Education Academic Wins National Excellence in Teaching and Learning Award
School of Education academic Professor Kathleen Pithouse-Morgan is a winner of the prestigious Council on Higher Education (CHE) Higher Education Learning and Teaching Association of Southern Africa (HELTASA) Excellence in Teaching and Learning Award.
Professor Fayth Ruffin of the School of Management, IT and Governance also received the CHE-HELTASA Excellence in Teaching and Learning Award while Dr Msizi Mkhize of the School of Accounting, Economics and Finance received a commendation.
The award recognises excellence in teaching and learning in Higher Education at a national level. Higher Education Institutions across the county were invited to nominate candidates for consideration at the national level.

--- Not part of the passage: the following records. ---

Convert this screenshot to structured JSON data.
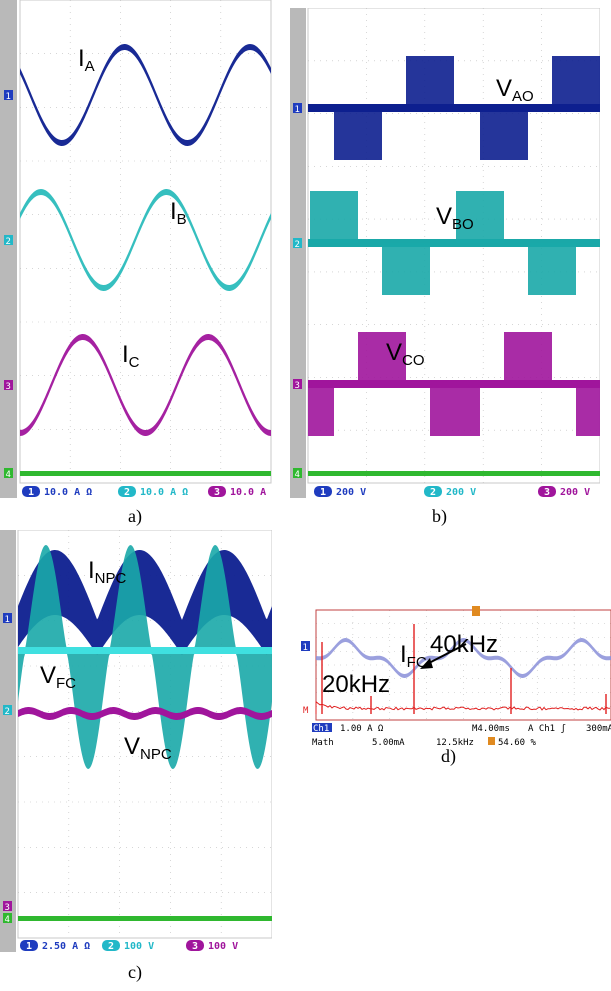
{
  "captions": {
    "a": "a)",
    "b": "b)",
    "c": "c)",
    "d": "d)"
  },
  "chart_data": [
    {
      "type": "line",
      "panel": "a",
      "series": [
        {
          "name": "IA",
          "label_main": "I",
          "label_sub": "A",
          "color": "#0d1f8f",
          "wave": "sine",
          "cycles": 2.0,
          "phase_deg": 150,
          "amplitude_div": 1.3,
          "channel": "1"
        },
        {
          "name": "IB",
          "label_main": "I",
          "label_sub": "B",
          "color": "#2bbcbc",
          "wave": "sine",
          "cycles": 2.0,
          "phase_deg": 30,
          "amplitude_div": 1.3,
          "channel": "2"
        },
        {
          "name": "IC",
          "label_main": "I",
          "label_sub": "C",
          "color": "#a0159c",
          "wave": "sine",
          "cycles": 2.0,
          "phase_deg": 270,
          "amplitude_div": 1.3,
          "channel": "3"
        }
      ],
      "scale_bar": [
        {
          "ch": "1",
          "text": "10.0 A Ω",
          "color": "#1f3cbf"
        },
        {
          "ch": "2",
          "text": "10.0 A Ω",
          "color": "#22b8c8"
        },
        {
          "ch": "3",
          "text": "10.0 A",
          "color": "#a0159c"
        }
      ],
      "grid": true
    },
    {
      "type": "line",
      "panel": "b",
      "series": [
        {
          "name": "VAO",
          "label_main": "V",
          "label_sub": "AO",
          "color": "#0d1f8f",
          "wave": "pwm",
          "cycles": 2.0,
          "phase_deg": 150,
          "channel": "1"
        },
        {
          "name": "VBO",
          "label_main": "V",
          "label_sub": "BO",
          "color": "#1aa8a8",
          "wave": "pwm",
          "cycles": 2.0,
          "phase_deg": 30,
          "channel": "2"
        },
        {
          "name": "VCO",
          "label_main": "V",
          "label_sub": "CO",
          "color": "#a0159c",
          "wave": "pwm",
          "cycles": 2.0,
          "phase_deg": 270,
          "channel": "3"
        }
      ],
      "scale_bar": [
        {
          "ch": "1",
          "text": "200 V",
          "color": "#1f3cbf"
        },
        {
          "ch": "2",
          "text": "200 V",
          "color": "#22b8c8"
        },
        {
          "ch": "3",
          "text": "200 V",
          "color": "#a0159c"
        }
      ],
      "grid": true
    },
    {
      "type": "line",
      "panel": "c",
      "series": [
        {
          "name": "INPC",
          "label_main": "I",
          "label_sub": "NPC",
          "color": "#0d1f8f",
          "wave": "rectified",
          "cycles": 3.0,
          "channel": "1"
        },
        {
          "name": "VFC",
          "label_main": "V",
          "label_sub": "FC",
          "color": "#1aa8a8",
          "wave": "bipolar",
          "cycles": 3.0,
          "channel": "2"
        },
        {
          "name": "VNPC",
          "label_main": "V",
          "label_sub": "NPC",
          "color": "#a0159c",
          "wave": "ripple",
          "cycles": 3.0,
          "channel": "3"
        }
      ],
      "scale_bar": [
        {
          "ch": "1",
          "text": "2.50 A Ω",
          "color": "#1f3cbf"
        },
        {
          "ch": "2",
          "text": "100 V",
          "color": "#22b8c8"
        },
        {
          "ch": "3",
          "text": "100 V",
          "color": "#a0159c"
        }
      ],
      "grid": true
    },
    {
      "type": "line",
      "panel": "d",
      "series": [
        {
          "name": "IFC",
          "label_main": "I",
          "label_sub": "FC",
          "color": "#8a8fd8",
          "wave": "sine-dist",
          "cycles": 2.5
        },
        {
          "name": "FFT",
          "color": "#e02020",
          "wave": "spectrum"
        }
      ],
      "annotations": [
        {
          "text": "40kHz"
        },
        {
          "text": "20kHz"
        }
      ],
      "scale_bar": {
        "ch1": "Ch1",
        "ch1_scale": "1.00 A Ω",
        "timebase": "M4.00ms",
        "trigger": "A  Ch1  ʃ",
        "trigger_level": "300mA",
        "math_label": "Math",
        "math_scale": "5.00mA",
        "math_freq": "12.5kHz",
        "math_pct": "54.60 %"
      },
      "markers": {
        "ch1_marker": "1",
        "math_marker": "M"
      },
      "grid": true
    }
  ]
}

Recipients are recognised as serving as role models and providing leadership in advancing teaching excellence at their own institutions and more broadly in the Higher Education sector. A maximum of five awards are made annually.
Pithouse-Morgan’s scholarship is in the field of professional learning, with a specific focus on better understanding and supporting teachers as self-directed and self-developing learners. She believes it is essential for Higher Education teachers to strive to strengthen initiative shown by students and to set up an enduring sense of self-worth and a desire to learn and contribute that can propel students over future hurdles.
Pithouse-Morgan has been teaching for 25 years, first as a school teacher and now as a university-based teacher/educator. For the past two decades, she has been studying through self-study research. ‘One of the reasons why I am passionate about self-study research is that it is essentially optimistic,’ she said
One of the central requirements for quality in self-study research in education is to provide evidence of the value of the changes in the ways of being teachers. ‘This means that if you opt for self-study research you have to believe that your own professional learning and growth as a teacher are possible and necessary.’
For Pithouse-Morgan, one of the great gifts of self-study research is an optimistic commitment to moving somewhere new, with the intention of continually reimagining teaching and learning to make it relevant, interesting, and accessible to the students of today and tomorrow. ‘Optimism is hard to cultivate and sustain on your own. That is why I participate in and lead Higher Education teacher-learning communities at institutional, national, and international levels,’ she said.
Central to the work of these teacher-learning communities are academic mentoring of postgraduate students and early career academics, collaborative scholarship, and enhancing pedagogic innovation and impact. All of this work comes together to nourish optimism and creativity among Higher Education teachers.
‘I have been fortunate to receive mentoring from many exceptional Higher Education teachers in South Africa and internationally,’ said Pithouse-Morgan. ‘With this in mind, I am looking forward to walking in the footsteps of these remarkable teachers by working with colleagues as we continue to cultivate a Higher Education environment that is supportive of excellence in teaching and learning.’